The planned golf course was set to be built in Southern Utah for $3.5 billion. However, the luxury resort went bankrupt in 2009.
Plaintiffs Jeffrey and Judee Donner filed suit in 2011, claiming Jack Nicklaus was named as a “charter member” in marketing materials, which prompted the couple to invest. A brochure stated that “Mount Holly Club and Jack Nicklaus invite you . . . to become a charter member.” The plaintiffs claim they believed Nicklaus also made a $1.5 million investment and that they relied upon it in making their investment.

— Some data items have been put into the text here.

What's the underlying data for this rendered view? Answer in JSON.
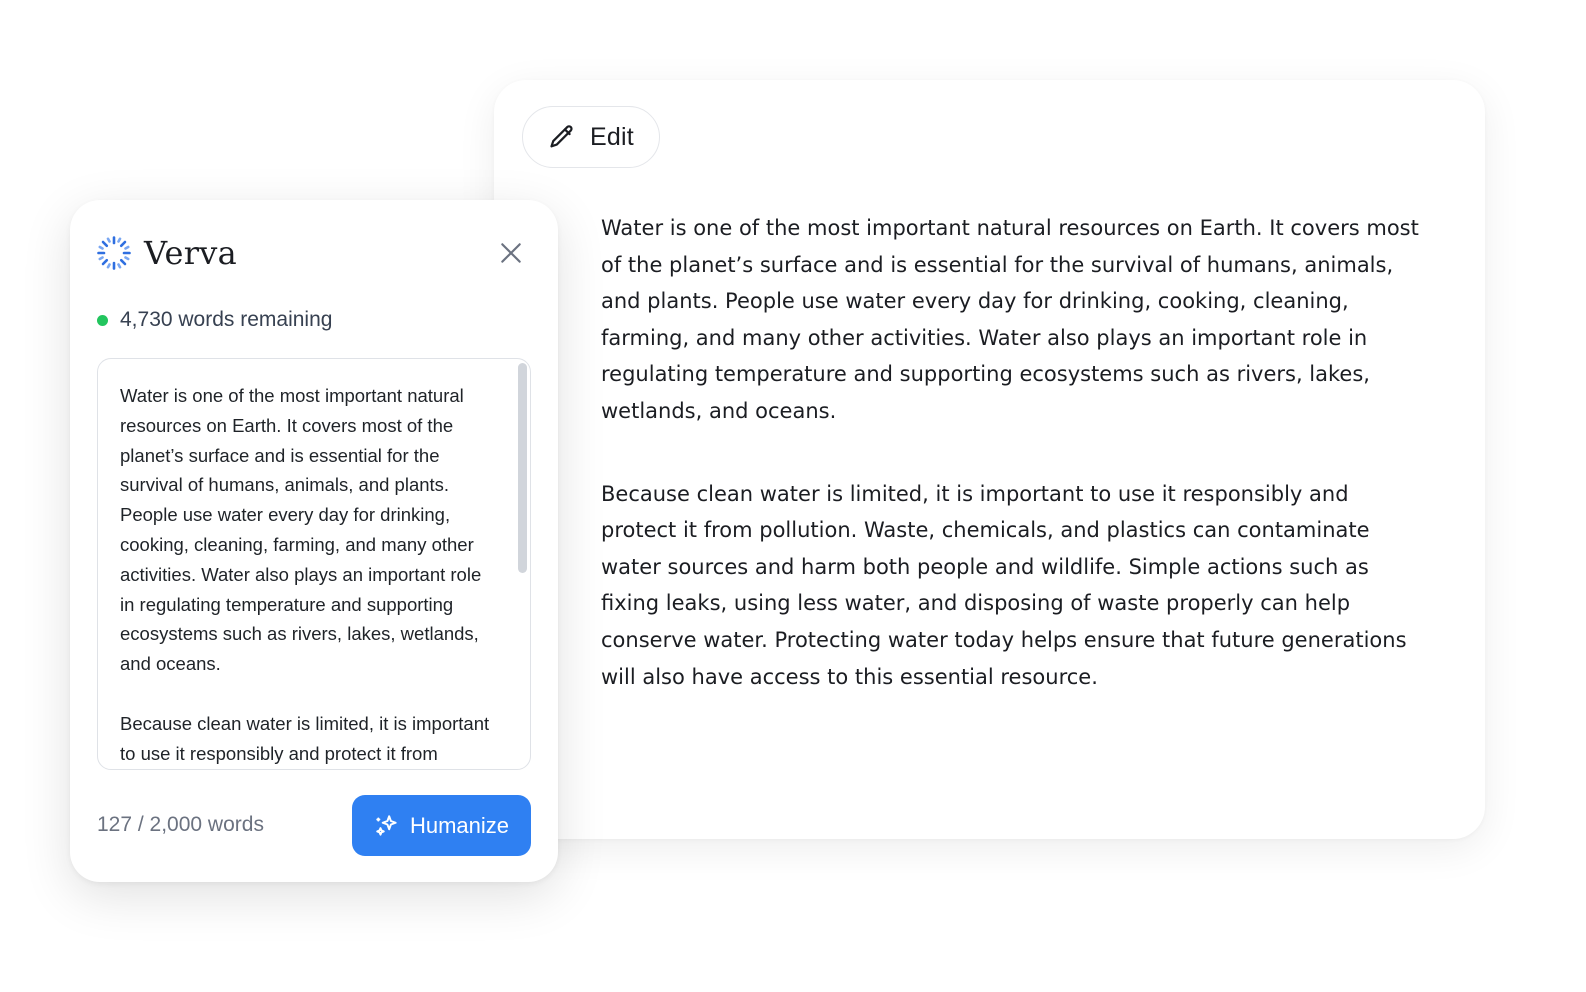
{
  "document": {
    "edit_label": "Edit",
    "paragraphs": [
      "Water is one of the most important natural resources on Earth. It covers most of the planet’s surface and is essential for the survival of humans, animals, and plants. People use water every day for drinking, cooking, cleaning, farming, and many other activities. Water also plays an important role in regulating temperature and supporting ecosystems such as rivers, lakes, wetlands, and oceans.",
      "Because clean water is limited, it is important to use it responsibly and protect it from pollution. Waste, chemicals, and plastics can contaminate water sources and harm both people and wildlife. Simple actions such as fixing leaks, using less water, and disposing of waste properly can help conserve water. Protecting water today helps ensure that future generations will also have access to this essential resource."
    ]
  },
  "panel": {
    "brand": "Verva",
    "logo_icon": "dashed-circle-icon",
    "status_text": "4,730 words remaining",
    "status_color": "#22c55e",
    "input_paragraphs": [
      "Water is one of the most important natural resources on Earth. It covers most of the planet’s surface and is essential for the survival of humans, animals, and plants. People use water every day for drinking, cooking, cleaning, farming, and many other activities. Water also plays an important role in regulating temperature and supporting ecosystems such as rivers, lakes, wetlands, and oceans.",
      "Because clean water is limited, it is important to use it responsibly and protect it from pollution. Waste, chemicals, and plastics can contaminate water sources and harm both people and wildlife."
    ],
    "word_count": "127 / 2,000 words",
    "humanize_label": "Humanize",
    "accent_color": "#2f80f2"
  }
}
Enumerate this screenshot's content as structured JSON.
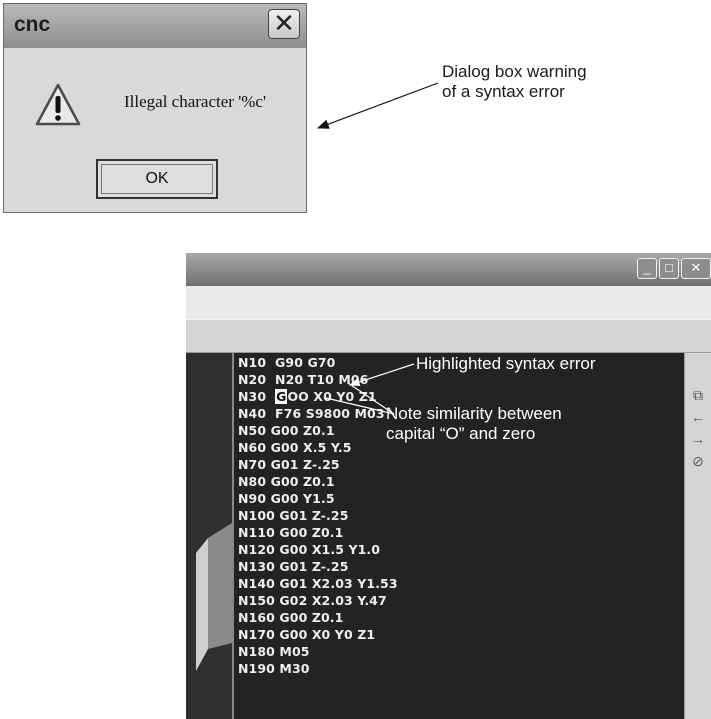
{
  "dialog": {
    "title": "cnc",
    "message": "Illegal character '%c'",
    "ok_label": "OK",
    "close_glyph": "✕",
    "icon": "warning-icon"
  },
  "callouts": {
    "dialog_note_line1": "Dialog box warning",
    "dialog_note_line2": "of a syntax error",
    "highlight_note": "Highlighted syntax error",
    "similarity_line1": "Note similarity between",
    "similarity_line2": "capital “O” and zero"
  },
  "editor": {
    "window_buttons": {
      "minimize": "_",
      "maximize": "□",
      "close": "✕"
    },
    "side_icons": [
      "copy-icon",
      "arrow-left-icon",
      "arrow-right-icon",
      "cancel-icon"
    ],
    "code_lines": [
      "N10  G90 G70",
      "N20  N20 T10 M06",
      "N40  F76 S9800 M03",
      "N50 G00 Z0.1",
      "N60 G00 X.5 Y.5",
      "N70 G01 Z-.25",
      "N80 G00 Z0.1",
      "N90 G00 Y1.5",
      "N100 G01 Z-.25",
      "N110 G00 Z0.1",
      "N120 G00 X1.5 Y1.0",
      "N130 G01 Z-.25",
      "N140 G01 X2.03 Y1.53",
      "N150 G02 X2.03 Y.47",
      "N160 G00 Z0.1",
      "N170 G00 X0 Y0 Z1",
      "N180 M05",
      "N190 M30"
    ],
    "error_line": {
      "prefix": "N30  ",
      "highlight": "G",
      "suffix": "OO X0 Y0 Z1"
    }
  }
}
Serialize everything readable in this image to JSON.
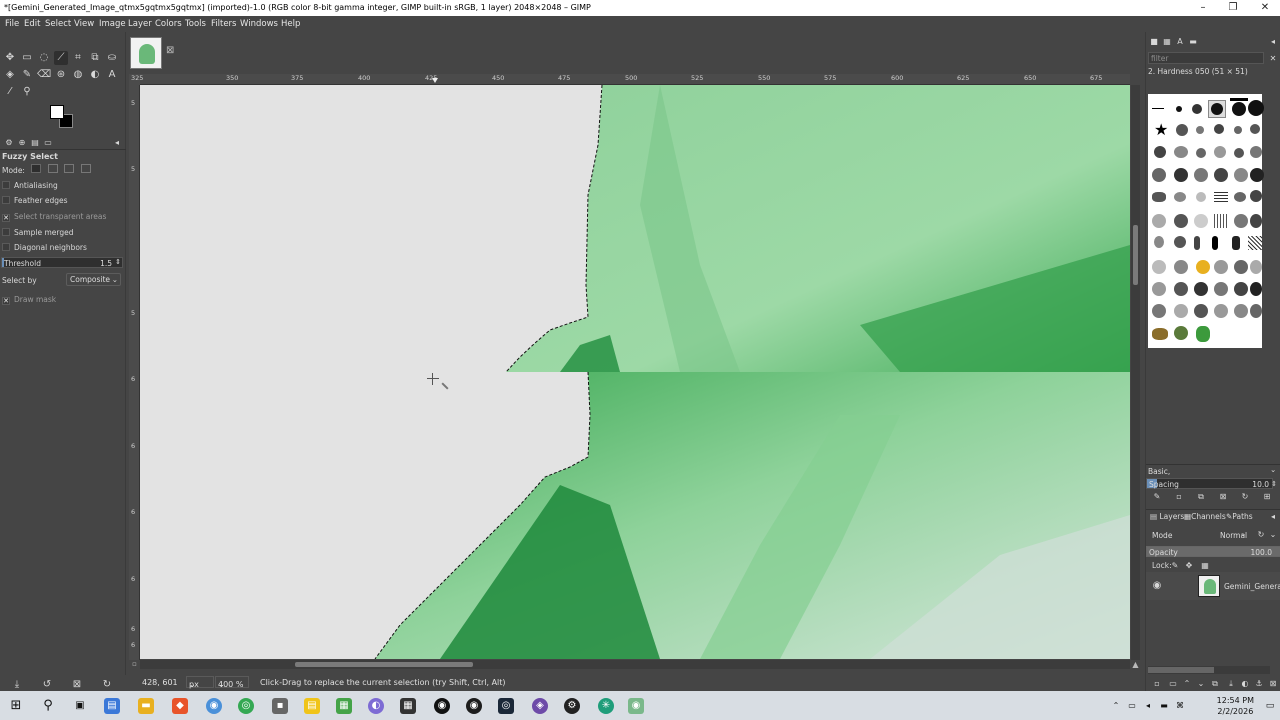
{
  "window": {
    "title": "*[Gemini_Generated_Image_qtmx5gqtmx5gqtmx] (imported)-1.0 (RGB color 8-bit gamma integer, GIMP built-in sRGB, 1 layer) 2048×2048 – GIMP",
    "minimize": "–",
    "maximize": "❐",
    "close": "✕"
  },
  "menu": [
    "File",
    "Edit",
    "Select",
    "View",
    "Image",
    "Layer",
    "Colors",
    "Tools",
    "Filters",
    "Windows",
    "Help"
  ],
  "tool_options": {
    "title": "Fuzzy Select",
    "mode_label": "Mode:",
    "antialiasing": "Antialiasing",
    "feather_edges": "Feather edges",
    "select_transparent": "Select transparent areas",
    "sample_merged": "Sample merged",
    "diagonal_neighbors": "Diagonal neighbors",
    "threshold_label": "Threshold",
    "threshold_value": "1.5",
    "select_by_label": "Select by",
    "select_by_value": "Composite",
    "draw_mask": "Draw mask",
    "check_mark": "✕"
  },
  "ruler": {
    "top": [
      "325",
      "350",
      "375",
      "400",
      "425",
      "450",
      "475",
      "500",
      "525",
      "550",
      "575",
      "600",
      "625",
      "650",
      "675"
    ],
    "left": [
      "5",
      "5",
      "5",
      "6",
      "6",
      "6",
      "6",
      "6",
      "6"
    ]
  },
  "status": {
    "coords": "428, 601",
    "unit": "px",
    "zoom": "400 %",
    "message": "Click-Drag to replace the current selection (try Shift, Ctrl, Alt)"
  },
  "brushes": {
    "filter_placeholder": "filter",
    "selected": "2. Hardness 050 (51 × 51)",
    "preset": "Basic,",
    "spacing_label": "Spacing",
    "spacing_value": "10.0"
  },
  "layers": {
    "tabs": [
      "Layers",
      "Channels",
      "Paths"
    ],
    "mode_label": "Mode",
    "mode_value": "Normal",
    "opacity_label": "Opacity",
    "opacity_value": "100.0",
    "lock_label": "Lock:",
    "layer_name": "Gemini_Generat"
  },
  "taskbar": {
    "time": "12:54 PM",
    "date": "2/2/2026"
  }
}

Among other procedural contentions, Nicklaus’ argument for dismissing the claim is that the plaintiffs did not reasonably rely on a false representation in choosing to make their investment. Plaintiff Jeffrey Donner admitted in deposition testimony that he “did not think about” whether Nicklaus provided consideration for his membership, and therefore, the golf legend contends Mr. Donner cannot prove “actual reliance” — a necessary element of a fraudulent misrepresentation claim.